Is she hyperventilating? Maybe she is, but maybe she isn’t. We do seem to be edging toward a theocracy, which many on the right do not find outrageous at all, as long as it’s a Christian theocracy, with room for the right kind of Jews of course. Only some of us find that outrageous, and there’s that new book:
Not only the erudite Thomas Jefferson, the wily and elusive Ben Franklin, and the underappreciated Thomas Paine, but also Ethan Allen, the hero of the Green Mountain Boys, and Thomas Young, the forgotten Founder who kicked off the Boston Tea Party – these radicals who founded America set their sights on a revolution of the mind. Derided as “infidels” and “atheists” in their own time, they wanted to liberate us not just from one king but from the tyranny of supernatural religion.
The ideas that inspired them were neither British nor Christian but largely ancient, pagan, and continental – the fecund universe of the Roman poet and philosopher Lucretius, the potent (but non-transcendent) natural divinity of the Dutch heretic Benedict de Spinoza. Drawing deeply on the study of European philosophy, Matthew Stewart pursues a genealogy of the philosophical ideas from which America’s revolutionaries drew their inspiration, all scrupulously researched and documented…

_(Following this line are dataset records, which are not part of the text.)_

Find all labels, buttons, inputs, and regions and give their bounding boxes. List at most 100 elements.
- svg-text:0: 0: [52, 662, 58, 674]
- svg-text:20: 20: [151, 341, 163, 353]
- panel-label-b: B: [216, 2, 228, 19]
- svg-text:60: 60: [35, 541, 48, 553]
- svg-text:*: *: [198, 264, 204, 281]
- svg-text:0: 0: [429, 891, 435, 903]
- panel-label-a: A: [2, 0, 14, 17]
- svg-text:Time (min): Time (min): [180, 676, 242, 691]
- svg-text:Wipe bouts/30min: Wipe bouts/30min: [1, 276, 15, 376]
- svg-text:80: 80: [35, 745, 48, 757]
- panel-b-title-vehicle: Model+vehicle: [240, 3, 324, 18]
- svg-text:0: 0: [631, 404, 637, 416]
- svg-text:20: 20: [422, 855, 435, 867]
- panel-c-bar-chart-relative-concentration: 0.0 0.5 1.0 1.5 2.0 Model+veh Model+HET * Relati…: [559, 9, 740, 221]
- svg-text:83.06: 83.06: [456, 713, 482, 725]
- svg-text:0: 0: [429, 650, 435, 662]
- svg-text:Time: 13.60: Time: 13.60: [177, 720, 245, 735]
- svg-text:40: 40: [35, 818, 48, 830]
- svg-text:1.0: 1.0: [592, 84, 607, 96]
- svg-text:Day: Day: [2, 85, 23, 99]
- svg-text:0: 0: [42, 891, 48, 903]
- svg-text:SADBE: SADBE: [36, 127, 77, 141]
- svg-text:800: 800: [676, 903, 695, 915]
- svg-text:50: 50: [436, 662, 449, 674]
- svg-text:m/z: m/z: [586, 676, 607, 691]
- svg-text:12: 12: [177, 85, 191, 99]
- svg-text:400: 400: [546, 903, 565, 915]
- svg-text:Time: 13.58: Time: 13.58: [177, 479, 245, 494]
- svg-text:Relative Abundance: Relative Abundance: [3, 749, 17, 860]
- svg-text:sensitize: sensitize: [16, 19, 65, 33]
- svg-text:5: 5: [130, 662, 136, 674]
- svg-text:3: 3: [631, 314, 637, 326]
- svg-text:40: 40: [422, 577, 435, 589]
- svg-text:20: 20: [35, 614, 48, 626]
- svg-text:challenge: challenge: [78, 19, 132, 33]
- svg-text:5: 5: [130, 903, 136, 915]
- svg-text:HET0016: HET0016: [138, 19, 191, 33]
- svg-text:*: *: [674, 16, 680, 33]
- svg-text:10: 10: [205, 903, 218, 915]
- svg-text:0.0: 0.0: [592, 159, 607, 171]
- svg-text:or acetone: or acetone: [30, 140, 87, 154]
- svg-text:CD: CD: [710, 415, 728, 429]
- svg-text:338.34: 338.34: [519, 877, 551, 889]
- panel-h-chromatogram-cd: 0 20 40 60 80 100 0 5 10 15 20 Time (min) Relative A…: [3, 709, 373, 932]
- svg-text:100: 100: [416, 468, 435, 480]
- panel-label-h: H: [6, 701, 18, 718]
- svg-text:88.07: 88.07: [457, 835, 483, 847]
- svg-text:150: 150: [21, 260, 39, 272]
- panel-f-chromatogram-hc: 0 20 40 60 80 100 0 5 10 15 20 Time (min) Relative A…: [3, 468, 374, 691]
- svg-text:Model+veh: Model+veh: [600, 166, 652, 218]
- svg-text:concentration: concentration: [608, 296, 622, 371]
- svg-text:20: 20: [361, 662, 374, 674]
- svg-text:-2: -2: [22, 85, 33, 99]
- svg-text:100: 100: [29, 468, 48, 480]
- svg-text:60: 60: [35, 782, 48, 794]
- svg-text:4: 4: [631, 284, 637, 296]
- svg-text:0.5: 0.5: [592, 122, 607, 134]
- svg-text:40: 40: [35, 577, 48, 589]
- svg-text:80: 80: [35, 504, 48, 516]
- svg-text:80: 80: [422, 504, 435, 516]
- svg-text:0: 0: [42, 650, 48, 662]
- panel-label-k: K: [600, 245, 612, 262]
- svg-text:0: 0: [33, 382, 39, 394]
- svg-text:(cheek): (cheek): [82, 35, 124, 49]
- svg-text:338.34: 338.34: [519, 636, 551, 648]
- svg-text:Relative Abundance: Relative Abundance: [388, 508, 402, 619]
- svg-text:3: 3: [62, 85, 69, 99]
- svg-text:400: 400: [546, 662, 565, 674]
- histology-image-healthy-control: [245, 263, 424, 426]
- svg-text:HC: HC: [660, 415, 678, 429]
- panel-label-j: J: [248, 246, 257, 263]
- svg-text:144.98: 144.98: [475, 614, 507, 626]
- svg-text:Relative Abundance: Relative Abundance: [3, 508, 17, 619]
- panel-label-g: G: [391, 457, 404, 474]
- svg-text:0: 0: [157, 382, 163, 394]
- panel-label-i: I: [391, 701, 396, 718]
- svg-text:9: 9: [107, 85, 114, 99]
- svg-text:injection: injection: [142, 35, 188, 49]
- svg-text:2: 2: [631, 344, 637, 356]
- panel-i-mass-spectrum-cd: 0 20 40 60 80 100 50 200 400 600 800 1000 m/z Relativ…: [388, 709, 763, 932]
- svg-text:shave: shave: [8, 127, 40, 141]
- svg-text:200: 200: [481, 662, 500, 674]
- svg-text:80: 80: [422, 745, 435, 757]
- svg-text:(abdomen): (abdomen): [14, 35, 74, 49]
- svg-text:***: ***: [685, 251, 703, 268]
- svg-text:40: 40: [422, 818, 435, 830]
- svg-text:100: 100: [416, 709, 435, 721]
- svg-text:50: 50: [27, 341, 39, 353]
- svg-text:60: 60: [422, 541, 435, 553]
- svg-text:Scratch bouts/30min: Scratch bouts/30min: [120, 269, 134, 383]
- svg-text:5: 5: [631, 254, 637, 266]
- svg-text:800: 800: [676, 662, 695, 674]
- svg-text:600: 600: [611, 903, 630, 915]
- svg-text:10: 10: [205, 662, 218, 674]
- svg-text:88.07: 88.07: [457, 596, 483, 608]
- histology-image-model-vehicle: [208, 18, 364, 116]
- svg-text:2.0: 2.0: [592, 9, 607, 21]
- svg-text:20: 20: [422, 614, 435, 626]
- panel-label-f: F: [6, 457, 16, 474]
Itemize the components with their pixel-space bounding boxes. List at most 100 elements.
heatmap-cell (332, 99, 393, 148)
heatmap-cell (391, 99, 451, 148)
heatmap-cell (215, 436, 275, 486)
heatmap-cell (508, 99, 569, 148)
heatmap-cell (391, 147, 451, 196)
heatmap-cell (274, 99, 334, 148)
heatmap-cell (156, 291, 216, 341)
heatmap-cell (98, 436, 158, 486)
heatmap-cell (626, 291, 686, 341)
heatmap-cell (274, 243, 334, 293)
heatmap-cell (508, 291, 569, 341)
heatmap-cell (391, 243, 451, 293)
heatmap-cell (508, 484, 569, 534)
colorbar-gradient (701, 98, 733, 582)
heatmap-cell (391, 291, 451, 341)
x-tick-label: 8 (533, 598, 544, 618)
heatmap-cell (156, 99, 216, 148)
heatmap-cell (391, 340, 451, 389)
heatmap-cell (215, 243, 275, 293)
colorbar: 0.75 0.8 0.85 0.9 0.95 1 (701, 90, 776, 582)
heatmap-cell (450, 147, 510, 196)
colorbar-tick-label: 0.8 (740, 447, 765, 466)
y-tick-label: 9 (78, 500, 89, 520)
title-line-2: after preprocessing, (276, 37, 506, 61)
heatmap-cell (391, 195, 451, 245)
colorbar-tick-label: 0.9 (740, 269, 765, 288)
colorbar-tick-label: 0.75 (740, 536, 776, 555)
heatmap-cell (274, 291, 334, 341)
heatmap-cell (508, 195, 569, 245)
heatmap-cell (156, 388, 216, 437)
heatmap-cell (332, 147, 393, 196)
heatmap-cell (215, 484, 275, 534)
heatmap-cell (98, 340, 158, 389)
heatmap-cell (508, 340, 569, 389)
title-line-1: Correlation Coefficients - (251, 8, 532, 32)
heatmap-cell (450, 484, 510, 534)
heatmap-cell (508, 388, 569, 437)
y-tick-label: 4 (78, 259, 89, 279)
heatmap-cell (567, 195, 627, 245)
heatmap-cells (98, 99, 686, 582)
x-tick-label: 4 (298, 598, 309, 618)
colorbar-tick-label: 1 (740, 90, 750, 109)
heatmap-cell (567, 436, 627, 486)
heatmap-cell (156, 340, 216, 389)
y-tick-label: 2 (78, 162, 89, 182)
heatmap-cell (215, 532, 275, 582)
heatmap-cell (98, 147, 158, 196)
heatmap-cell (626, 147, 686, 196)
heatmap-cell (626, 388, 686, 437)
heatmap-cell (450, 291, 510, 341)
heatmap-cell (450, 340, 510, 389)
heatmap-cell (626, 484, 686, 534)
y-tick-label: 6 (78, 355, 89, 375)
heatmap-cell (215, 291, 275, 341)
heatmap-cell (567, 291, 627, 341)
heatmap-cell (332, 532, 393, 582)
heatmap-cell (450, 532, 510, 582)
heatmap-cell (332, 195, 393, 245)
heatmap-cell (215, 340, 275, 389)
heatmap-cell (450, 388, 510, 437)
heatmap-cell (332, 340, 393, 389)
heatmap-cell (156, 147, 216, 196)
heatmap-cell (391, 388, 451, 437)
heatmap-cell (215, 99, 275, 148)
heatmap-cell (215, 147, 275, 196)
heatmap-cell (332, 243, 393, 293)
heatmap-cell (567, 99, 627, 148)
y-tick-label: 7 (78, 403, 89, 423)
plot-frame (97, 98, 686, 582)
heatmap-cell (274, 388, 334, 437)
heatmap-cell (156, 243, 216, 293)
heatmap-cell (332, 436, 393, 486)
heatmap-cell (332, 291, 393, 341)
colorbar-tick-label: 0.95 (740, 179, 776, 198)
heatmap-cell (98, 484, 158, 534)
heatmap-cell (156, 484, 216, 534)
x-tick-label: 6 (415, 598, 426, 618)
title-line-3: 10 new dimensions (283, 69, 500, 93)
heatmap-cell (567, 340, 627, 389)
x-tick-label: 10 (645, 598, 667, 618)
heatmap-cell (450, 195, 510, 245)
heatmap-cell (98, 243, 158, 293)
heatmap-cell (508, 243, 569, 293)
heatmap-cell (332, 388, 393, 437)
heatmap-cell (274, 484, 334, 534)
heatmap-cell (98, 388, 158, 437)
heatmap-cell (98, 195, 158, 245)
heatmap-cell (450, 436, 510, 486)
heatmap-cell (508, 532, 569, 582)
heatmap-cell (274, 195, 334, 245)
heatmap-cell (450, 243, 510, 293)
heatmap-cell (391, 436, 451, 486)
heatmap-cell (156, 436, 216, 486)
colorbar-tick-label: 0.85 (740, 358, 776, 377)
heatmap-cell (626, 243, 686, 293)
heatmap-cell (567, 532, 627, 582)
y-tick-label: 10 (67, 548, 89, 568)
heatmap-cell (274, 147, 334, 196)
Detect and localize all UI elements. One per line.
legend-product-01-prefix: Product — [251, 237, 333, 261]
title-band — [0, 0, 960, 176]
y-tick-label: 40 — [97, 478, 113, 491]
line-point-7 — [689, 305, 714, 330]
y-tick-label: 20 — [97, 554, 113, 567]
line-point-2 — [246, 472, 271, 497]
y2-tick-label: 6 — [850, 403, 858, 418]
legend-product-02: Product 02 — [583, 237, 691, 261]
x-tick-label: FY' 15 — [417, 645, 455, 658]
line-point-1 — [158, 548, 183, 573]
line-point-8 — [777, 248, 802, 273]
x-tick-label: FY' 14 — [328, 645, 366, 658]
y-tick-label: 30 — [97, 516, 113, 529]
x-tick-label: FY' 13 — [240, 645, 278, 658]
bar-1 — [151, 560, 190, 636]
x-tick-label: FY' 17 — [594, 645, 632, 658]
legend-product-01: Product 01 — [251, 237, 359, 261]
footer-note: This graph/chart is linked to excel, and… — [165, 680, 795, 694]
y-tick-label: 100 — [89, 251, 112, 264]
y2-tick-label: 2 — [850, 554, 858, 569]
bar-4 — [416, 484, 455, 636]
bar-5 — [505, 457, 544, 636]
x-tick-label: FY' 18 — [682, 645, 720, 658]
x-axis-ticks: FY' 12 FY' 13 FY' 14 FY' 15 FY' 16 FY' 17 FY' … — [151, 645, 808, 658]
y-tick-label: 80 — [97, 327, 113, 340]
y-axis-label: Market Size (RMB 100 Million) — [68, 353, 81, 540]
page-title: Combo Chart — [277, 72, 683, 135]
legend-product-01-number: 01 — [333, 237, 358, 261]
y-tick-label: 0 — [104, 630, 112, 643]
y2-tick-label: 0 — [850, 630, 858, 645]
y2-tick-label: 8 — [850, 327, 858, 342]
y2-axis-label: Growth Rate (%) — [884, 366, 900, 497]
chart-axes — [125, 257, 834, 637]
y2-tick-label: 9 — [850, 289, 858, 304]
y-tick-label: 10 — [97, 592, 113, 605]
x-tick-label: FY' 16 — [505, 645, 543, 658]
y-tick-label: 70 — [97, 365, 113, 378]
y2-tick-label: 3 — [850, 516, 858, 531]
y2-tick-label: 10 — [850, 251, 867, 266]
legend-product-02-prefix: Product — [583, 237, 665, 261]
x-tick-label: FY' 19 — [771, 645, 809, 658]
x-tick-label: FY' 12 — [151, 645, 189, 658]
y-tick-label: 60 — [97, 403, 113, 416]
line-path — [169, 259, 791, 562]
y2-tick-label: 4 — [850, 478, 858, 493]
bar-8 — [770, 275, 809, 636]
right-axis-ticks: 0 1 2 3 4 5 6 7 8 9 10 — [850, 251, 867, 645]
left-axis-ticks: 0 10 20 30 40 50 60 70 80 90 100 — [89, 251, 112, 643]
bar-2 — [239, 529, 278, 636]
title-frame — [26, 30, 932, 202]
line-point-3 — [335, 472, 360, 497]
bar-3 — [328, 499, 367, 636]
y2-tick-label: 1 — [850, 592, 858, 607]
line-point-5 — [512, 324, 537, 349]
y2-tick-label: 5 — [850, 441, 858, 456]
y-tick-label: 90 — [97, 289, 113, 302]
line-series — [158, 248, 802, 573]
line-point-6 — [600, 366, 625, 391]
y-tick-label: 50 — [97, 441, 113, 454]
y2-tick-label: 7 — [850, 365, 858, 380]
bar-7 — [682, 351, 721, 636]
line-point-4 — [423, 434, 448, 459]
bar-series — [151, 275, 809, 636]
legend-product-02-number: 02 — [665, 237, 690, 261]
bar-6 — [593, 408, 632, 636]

From Wendy Smith’s review:
Stewart spells out the present-day implications of all this in his closing chapter, “The Religion of Freedom.” The government created by our deist Founding Fathers does of course protect religious belief, he writes, “but only insofar as that belief is understood to be intrinsically private. It does not and ought not tolerate any form of religion that attempts to hold the power of the sovereign answerable to its private religious belief.”
In this context, objections to the teaching of evolution in school or posting the Ten Commandments in a courtroom are unwarranted intrusions of private belief into the public sphere.
It’s become a conservative commonplace to argue that the Constitution establishes freedom of religion, not freedom from religion, but Stewart’s eloquently argued book makes a strong case that freedom from religion is precisely what America’s founders had in mind.
Could that be? Perhaps Stewart had another country in mind.